Auf zehn Uhr war die Frist angesetzt, die der spanische Ministerpräsident Mariano Rajoy der katalanischen Regionalregierung gegeben hatte, um den Verzicht auf die Unabhängigkeit zu erklären. Erst wenige Minuten vor dem Verstreichen dieser Frist veröffentlichte der katalanische Regierungschef Puigdemont seine Antwort in Form eines Briefes und erneuerte seine alte Forderung an Madrid: Dialog statt Repression, sonst droht er mit der Unabhängigkeit.

Damit sind die Bremsen für die spanische Regierung gelöst: Unmittelbar nach der Veröffentlichung der Mitteilung Puigdemonts kündigte sie Zwangsmaßnahmen an. Sie sollen die ersten Schritte zur Anwendung von Verfassungsartikel 155 sein.

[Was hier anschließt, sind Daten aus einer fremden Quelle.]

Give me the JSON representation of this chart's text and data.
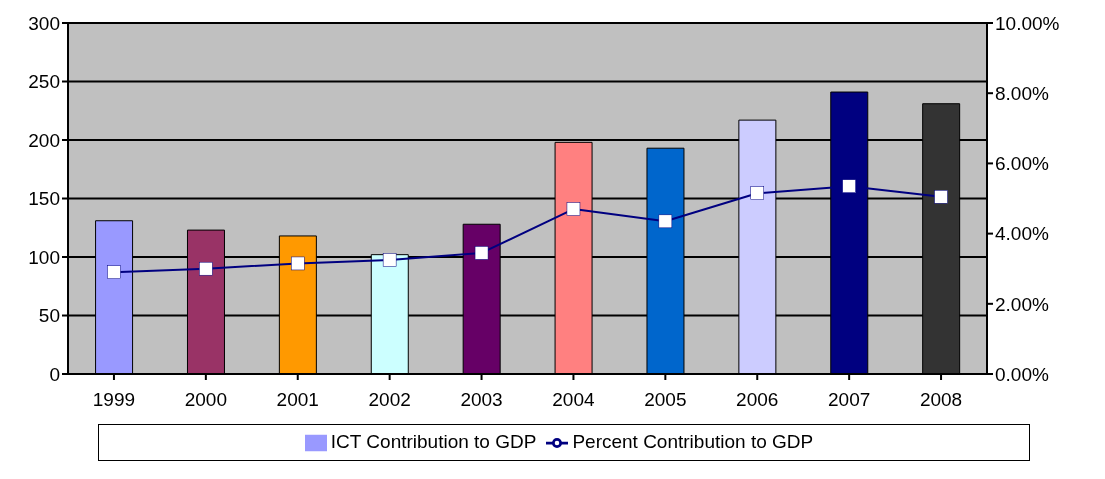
{
  "chart_data": {
    "type": "bar",
    "categories": [
      "1999",
      "2000",
      "2001",
      "2002",
      "2003",
      "2004",
      "2005",
      "2006",
      "2007",
      "2008"
    ],
    "series": [
      {
        "name": "ICT Contribution to GDP",
        "colors": [
          "#9999ff",
          "#993366",
          "#ff9900",
          "#ccffff",
          "#660066",
          "#ff8080",
          "#0066cc",
          "#ccccff",
          "#000080",
          "#333333"
        ],
        "values": [
          131,
          123,
          118,
          102,
          128,
          198,
          193,
          217,
          241,
          231
        ]
      },
      {
        "name": "Percent Contribution to GDP",
        "type": "line",
        "axis": "y2",
        "color": "#000080",
        "values": [
          2.9,
          3.0,
          3.15,
          3.25,
          3.45,
          4.7,
          4.35,
          5.15,
          5.35,
          5.05
        ]
      }
    ],
    "ylim": [
      0,
      300
    ],
    "yticks": [
      0,
      50,
      100,
      150,
      200,
      250,
      300
    ],
    "y2lim": [
      0,
      10
    ],
    "y2ticks": [
      {
        "value": 0,
        "label": "0.00%"
      },
      {
        "value": 2,
        "label": "2.00%"
      },
      {
        "value": 4,
        "label": "4.00%"
      },
      {
        "value": 6,
        "label": "6.00%"
      },
      {
        "value": 8,
        "label": "8.00%"
      },
      {
        "value": 10,
        "label": "10.00%"
      }
    ],
    "grid": "y",
    "legend": "bottom",
    "marker": "square"
  }
}
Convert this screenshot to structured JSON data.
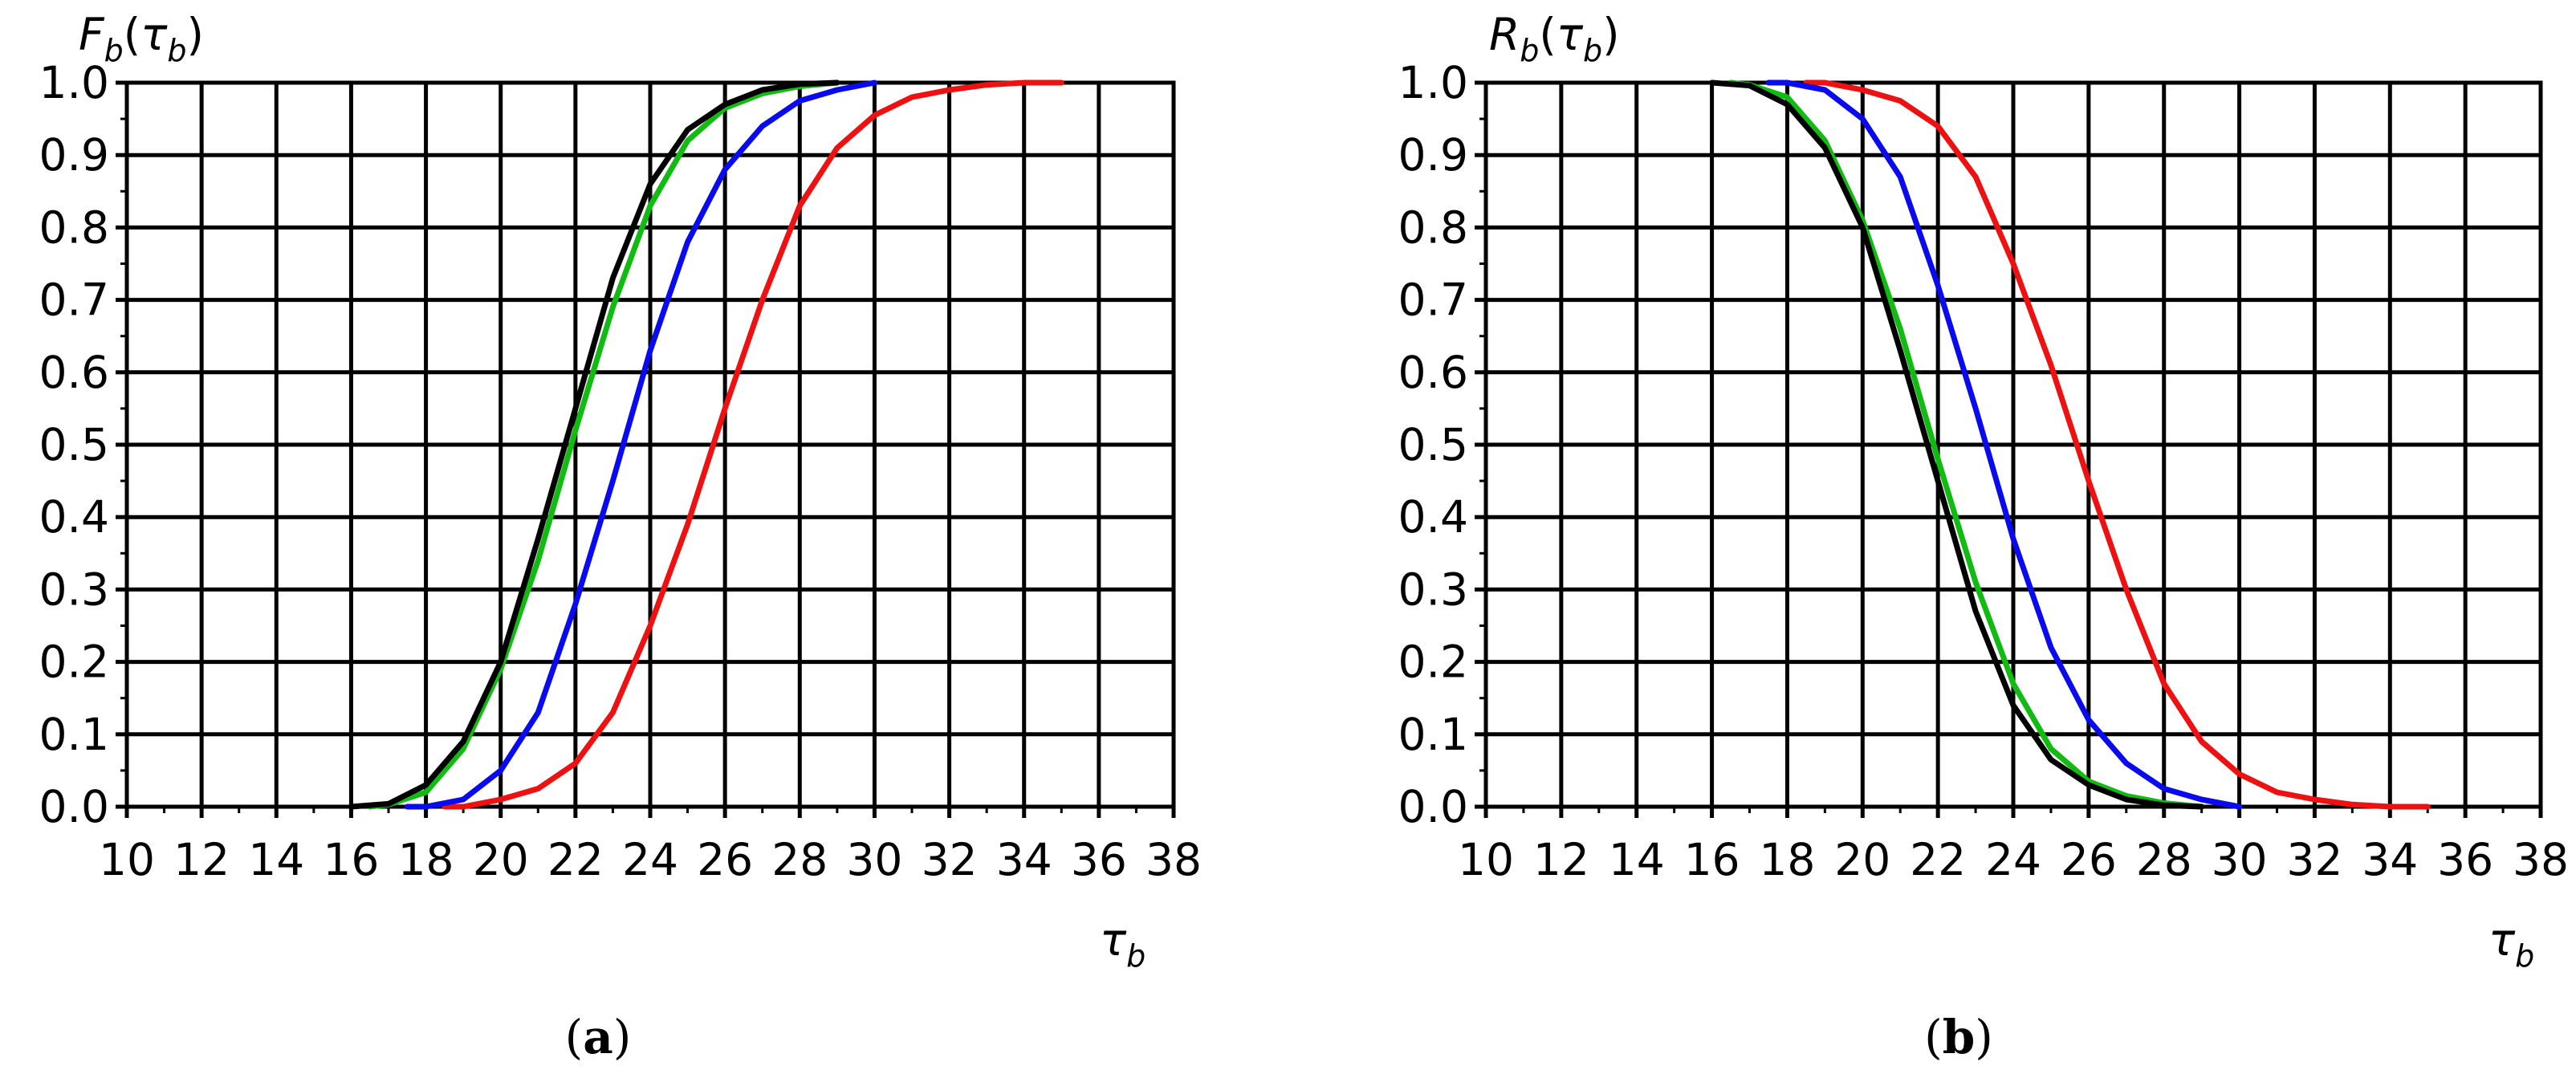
{
  "colors": {
    "red": "#ee1111",
    "blue": "#0a0aee",
    "green": "#11bb11",
    "black": "#000000"
  },
  "chart_data": [
    {
      "type": "line",
      "caption": "a",
      "ylabel": {
        "main": "F",
        "sub1": "b",
        "open": "(",
        "tau": "τ",
        "sub2": "b",
        "close": ")"
      },
      "xlabel": {
        "tau": "τ",
        "sub": "b"
      },
      "xlim": [
        10,
        38
      ],
      "ylim": [
        0,
        1
      ],
      "xticks": [
        "10",
        "12",
        "14",
        "16",
        "18",
        "20",
        "22",
        "24",
        "26",
        "28",
        "30",
        "32",
        "34",
        "36",
        "38"
      ],
      "yticks": [
        "0.0",
        "0.1",
        "0.2",
        "0.3",
        "0.4",
        "0.5",
        "0.6",
        "0.7",
        "0.8",
        "0.9",
        "1.0"
      ],
      "grid": true,
      "series": [
        {
          "color": "#ee1111",
          "x": [
            18.5,
            19,
            20,
            21,
            22,
            23,
            24,
            25,
            26,
            27,
            28,
            29,
            30,
            31,
            32,
            33,
            34,
            35
          ],
          "y": [
            0,
            0,
            0.01,
            0.025,
            0.06,
            0.13,
            0.25,
            0.39,
            0.55,
            0.7,
            0.83,
            0.91,
            0.955,
            0.98,
            0.99,
            0.997,
            1.0,
            1.0
          ]
        },
        {
          "color": "#0a0aee",
          "x": [
            17.5,
            18,
            19,
            20,
            21,
            22,
            23,
            24,
            25,
            26,
            27,
            28,
            29,
            30
          ],
          "y": [
            0,
            0,
            0.01,
            0.05,
            0.13,
            0.28,
            0.45,
            0.63,
            0.78,
            0.88,
            0.94,
            0.975,
            0.99,
            1.0
          ]
        },
        {
          "color": "#11bb11",
          "x": [
            16.5,
            17,
            18,
            19,
            20,
            21,
            22,
            23,
            24,
            25,
            26,
            27,
            28,
            29
          ],
          "y": [
            0,
            0.003,
            0.02,
            0.08,
            0.19,
            0.34,
            0.52,
            0.69,
            0.83,
            0.92,
            0.965,
            0.985,
            0.995,
            1.0
          ]
        },
        {
          "color": "#000000",
          "x": [
            16,
            17,
            18,
            19,
            20,
            21,
            22,
            23,
            24,
            25,
            26,
            27,
            28,
            29
          ],
          "y": [
            0,
            0.004,
            0.03,
            0.09,
            0.2,
            0.37,
            0.55,
            0.73,
            0.86,
            0.935,
            0.97,
            0.99,
            0.998,
            1.0
          ]
        }
      ]
    },
    {
      "type": "line",
      "caption": "b",
      "ylabel": {
        "main": "R",
        "sub1": "b",
        "open": "(",
        "tau": "τ",
        "sub2": "b",
        "close": ")"
      },
      "xlabel": {
        "tau": "τ",
        "sub": "b"
      },
      "xlim": [
        10,
        38
      ],
      "ylim": [
        0,
        1
      ],
      "xticks": [
        "10",
        "12",
        "14",
        "16",
        "18",
        "20",
        "22",
        "24",
        "26",
        "28",
        "30",
        "32",
        "34",
        "36",
        "38"
      ],
      "yticks": [
        "0.0",
        "0.1",
        "0.2",
        "0.3",
        "0.4",
        "0.5",
        "0.6",
        "0.7",
        "0.8",
        "0.9",
        "1.0"
      ],
      "grid": true,
      "series": [
        {
          "color": "#ee1111",
          "x": [
            18.5,
            19,
            20,
            21,
            22,
            23,
            24,
            25,
            26,
            27,
            28,
            29,
            30,
            31,
            32,
            33,
            34,
            35
          ],
          "y": [
            1,
            1,
            0.99,
            0.975,
            0.94,
            0.87,
            0.75,
            0.61,
            0.45,
            0.3,
            0.17,
            0.09,
            0.045,
            0.02,
            0.01,
            0.003,
            0.0,
            0.0
          ]
        },
        {
          "color": "#0a0aee",
          "x": [
            17.5,
            18,
            19,
            20,
            21,
            22,
            23,
            24,
            25,
            26,
            27,
            28,
            29,
            30
          ],
          "y": [
            1,
            1,
            0.99,
            0.95,
            0.87,
            0.72,
            0.55,
            0.37,
            0.22,
            0.12,
            0.06,
            0.025,
            0.01,
            0.0
          ]
        },
        {
          "color": "#11bb11",
          "x": [
            16.5,
            17,
            18,
            19,
            20,
            21,
            22,
            23,
            24,
            25,
            26,
            27,
            28,
            29
          ],
          "y": [
            1,
            0.997,
            0.98,
            0.92,
            0.81,
            0.66,
            0.48,
            0.31,
            0.17,
            0.08,
            0.035,
            0.015,
            0.005,
            0.0
          ]
        },
        {
          "color": "#000000",
          "x": [
            16,
            17,
            18,
            19,
            20,
            21,
            22,
            23,
            24,
            25,
            26,
            27,
            28,
            29
          ],
          "y": [
            1,
            0.996,
            0.97,
            0.91,
            0.8,
            0.63,
            0.45,
            0.27,
            0.14,
            0.065,
            0.03,
            0.01,
            0.002,
            0.0
          ]
        }
      ]
    }
  ]
}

Dieser erlaubt es der spanischen Regierung, eine autonome Region zur Erfüllung ihrer Pflichten zu zwingen. Welche konkreten Maßnahmen das sein sollen, darüber soll in einer Sitzung des spanischen Kabinetts am kommenden Samstag beraten werden. Zur Auswahl steht eine Bandbreite an Möglichkeiten. Oriol Bartomeus, Politikprofessor an der Autonomen Universität Barcelona, ordnet sie in zwei grobe Kategorien ein:

"Der softe Weg"

In einem Brief hat Rajoy bereits erklärt, dass der Einsatz des Verfassungsartikels 155 nicht automatisch bedeute, Kataloniens Autonomie komplett abzuschaffen. Stattdessen könnte er Schlüsselpositionen in der katalanischen Polizei und Politik neu besetzen, das Parlament in Barcelona auflösen und Neuwahlen ausrufen. "Das ist der Weg, den Rajoy eigentlich gehen will", sagt Bartomeus. Ob er das auch kann, stehe auf einem anderen Blatt.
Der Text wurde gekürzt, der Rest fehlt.